Si tratta di un viaggio per raccontare i popoli nativi, alcuni dei quali in via di estinzione, minacciati da taglialegna, cercatori d’oro, multinazionali. Un progetto che COSPE sostiene e che ci aiuterà a dare voce e volti ai protagonisti della campagna i popoli della foresta.
Vicino all’ultima casa del villaggio incontro Sebastiao, un piccolo uomo con un cappello di paglia in testa simile a quelli dei vietcong, occhiali dalla montatura nera e la barba rasata di fresco, una maglietta militare mimetica, dell’Associazione degli Abitanti del Fiume Unini – AMORU. Mi spiega che prima ancora che ci fosse la Riserva estrattiva hanno creato un’associazione, era poco dopo la caduta della dittatura militare, nel 1995. “Il governo ci voleva mandare via, dicevano che in un parco non doveva viverci nessuno, dovevamo andarcene di qui”. Ma loro hanno resistito, quella della Riserva è stata una necessità, e hanno approfittato di una legge dello Stato sui Resex, terre di pubblico dominio concesse per l’uso delle popolazioni estrattive tradizionali con l’obiettivo di proteggere i mezzi di vita e cultura di queste popolazioni e garantire lo sfruttamento sostenibile delle risorse naturali.
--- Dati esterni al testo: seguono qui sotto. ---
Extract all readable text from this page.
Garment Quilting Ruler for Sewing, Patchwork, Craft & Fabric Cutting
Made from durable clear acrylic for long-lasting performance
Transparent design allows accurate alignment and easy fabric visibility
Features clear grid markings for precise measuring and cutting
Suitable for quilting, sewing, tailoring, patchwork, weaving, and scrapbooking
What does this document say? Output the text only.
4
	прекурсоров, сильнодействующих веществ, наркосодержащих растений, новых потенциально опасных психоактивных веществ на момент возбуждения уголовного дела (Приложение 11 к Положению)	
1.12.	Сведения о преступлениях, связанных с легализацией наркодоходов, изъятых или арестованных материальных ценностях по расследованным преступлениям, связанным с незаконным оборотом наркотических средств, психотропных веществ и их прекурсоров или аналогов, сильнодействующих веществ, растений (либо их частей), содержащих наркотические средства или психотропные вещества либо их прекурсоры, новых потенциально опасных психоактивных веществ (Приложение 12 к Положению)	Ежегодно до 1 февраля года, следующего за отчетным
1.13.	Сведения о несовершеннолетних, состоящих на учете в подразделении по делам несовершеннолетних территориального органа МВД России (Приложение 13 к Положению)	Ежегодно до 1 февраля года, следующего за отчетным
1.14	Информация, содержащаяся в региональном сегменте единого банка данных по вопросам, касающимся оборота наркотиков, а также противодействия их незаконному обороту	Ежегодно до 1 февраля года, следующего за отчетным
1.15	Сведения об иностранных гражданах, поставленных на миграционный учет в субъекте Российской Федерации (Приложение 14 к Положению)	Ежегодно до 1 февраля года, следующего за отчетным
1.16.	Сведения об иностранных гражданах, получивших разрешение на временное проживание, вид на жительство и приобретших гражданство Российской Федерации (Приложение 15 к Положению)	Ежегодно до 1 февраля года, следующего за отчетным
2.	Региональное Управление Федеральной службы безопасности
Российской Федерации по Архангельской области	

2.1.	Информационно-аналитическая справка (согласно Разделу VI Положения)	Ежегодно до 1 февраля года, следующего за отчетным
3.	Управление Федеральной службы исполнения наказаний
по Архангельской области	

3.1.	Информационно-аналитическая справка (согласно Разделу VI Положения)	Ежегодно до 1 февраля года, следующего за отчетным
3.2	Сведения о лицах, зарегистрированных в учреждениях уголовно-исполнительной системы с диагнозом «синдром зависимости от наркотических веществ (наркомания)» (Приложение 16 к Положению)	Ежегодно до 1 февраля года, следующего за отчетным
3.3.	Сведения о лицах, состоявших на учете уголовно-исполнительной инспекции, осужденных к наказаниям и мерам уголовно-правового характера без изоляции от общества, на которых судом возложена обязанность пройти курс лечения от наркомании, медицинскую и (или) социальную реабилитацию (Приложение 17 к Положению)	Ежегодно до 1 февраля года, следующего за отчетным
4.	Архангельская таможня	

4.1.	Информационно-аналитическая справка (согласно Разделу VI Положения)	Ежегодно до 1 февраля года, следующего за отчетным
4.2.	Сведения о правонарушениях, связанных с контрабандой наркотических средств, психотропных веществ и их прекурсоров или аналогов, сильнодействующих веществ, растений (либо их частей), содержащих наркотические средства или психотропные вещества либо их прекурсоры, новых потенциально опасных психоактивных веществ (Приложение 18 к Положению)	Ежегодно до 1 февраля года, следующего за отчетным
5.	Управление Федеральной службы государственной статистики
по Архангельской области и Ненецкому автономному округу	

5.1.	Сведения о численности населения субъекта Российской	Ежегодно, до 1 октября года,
“Il nostro è un modo di vivere che conserva la foresta, viviamo raccogliendo quello che la natura ci dà, piantiamo manioca, banane, ananas e facciamo la raccolta controllata del pesce, preservando le specie protette”. Ancora oggi hanno come punto di riferimento Chico Mendes, il sindacalista leader dei seringueiros, “ha lottato per la biodiversità e per il popolo” dice Sebastiao compenetrato, lo sguardo fiero, non nascondendo una certa commozione.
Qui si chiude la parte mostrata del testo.